Researchers looked at dramatic iceberg calving that took place between 9,000 and 19,000 years ago, a University of Hawaii at Manoa news release reported.
To make these findings researchers looked at "long deep sea sediment cores" taken from the Falkland Islands and the Antarctic Peninsula, the news release reported.
The findings suggest the Antarctic ice sheet is extremely unstable, and can abruptly change the climate and contribute to dramatic sea level rise.
"One of the iceberg events in our data that is of particular interest took place 14,600 years ago and coincided with a huge ice-sheet melt, the famous Meltwater Pulse 1A, which according to previous studies led to a global sea level rise of about 4 meters within 100 years," lead author of the study, Michael Weber at the University of Cologne in Germany, said in the news release.
"This is the first direct evidence that instabilities of the Antarctic ice sheet caused rapid sea level rise during the last glacial termination," co-author Peter Clark, professor at Oregon State University, said in the news release.
In order to determine what caused such a traumatic Antarctic ice sheet collapse in the past the researchers conducted a number of modeling tests.
"An unusually strong flow of warm water towards Antarctica may have triggered these events.

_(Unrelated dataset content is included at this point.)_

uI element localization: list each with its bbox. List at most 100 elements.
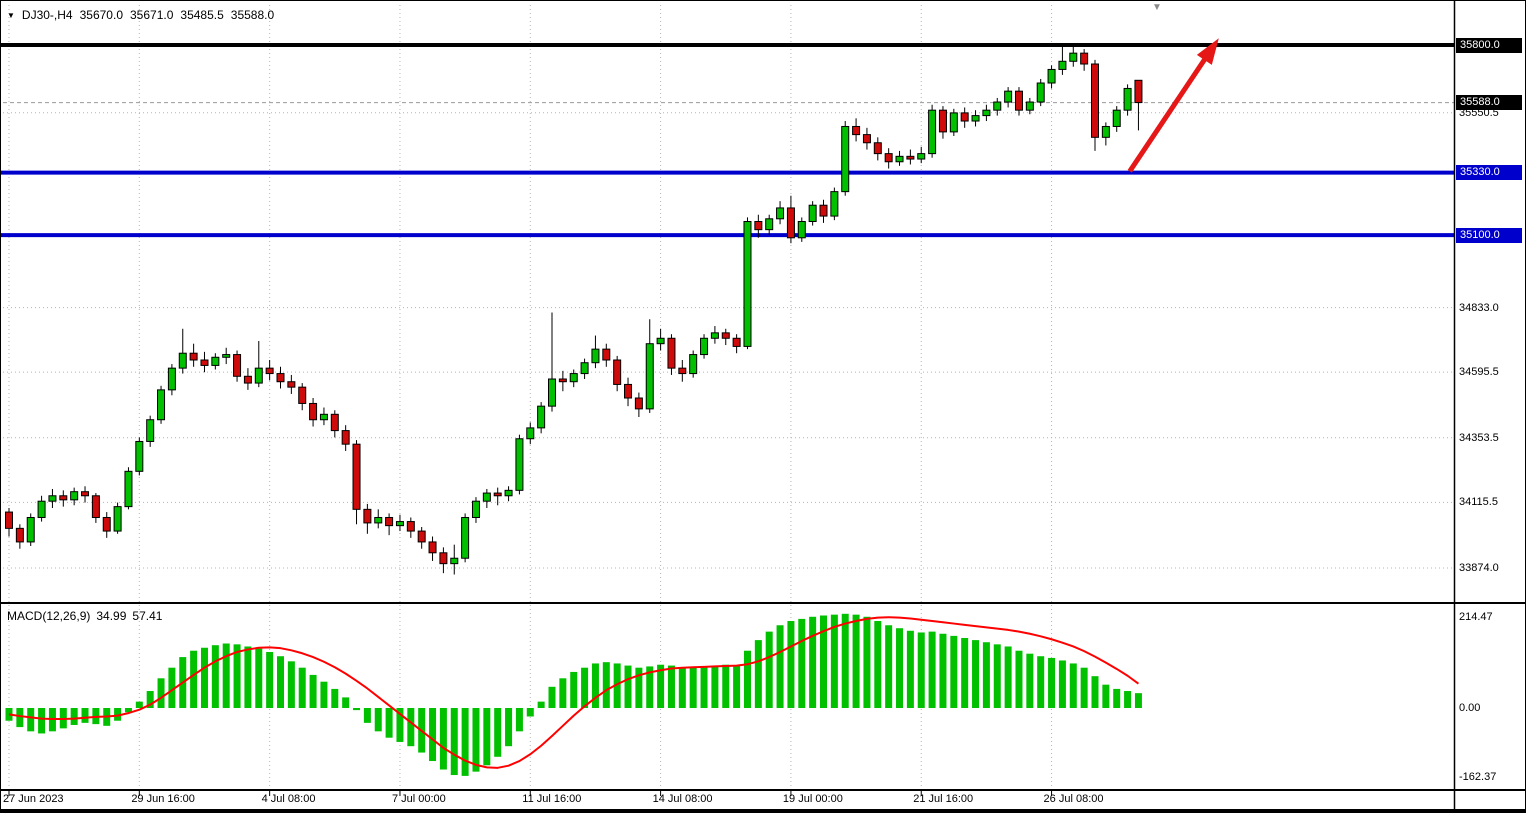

Our model experiments reveal further that the associated melting in turn increased the warm water flow, thus providing a positive feedback. This is a perfect recipe for rapid sea level rise," co-author Axel Timmermann, professor at the International Pacific Research Center of the University of Hawaii, said in the news release reported.
The study suggests the ice sheet experienced rapid changes in a time of transition from glacial to interglacial time.
"Our paleo data of abrupt ice-sheet instabilities provide an important benchmark against which future projections of human-induced changes in Antarctic ice volume and global sea level can be evaluated," Gerrit Lohmann, professor at the Alfred Wegener Institute, Bremerhaven, Germany, said in the news release.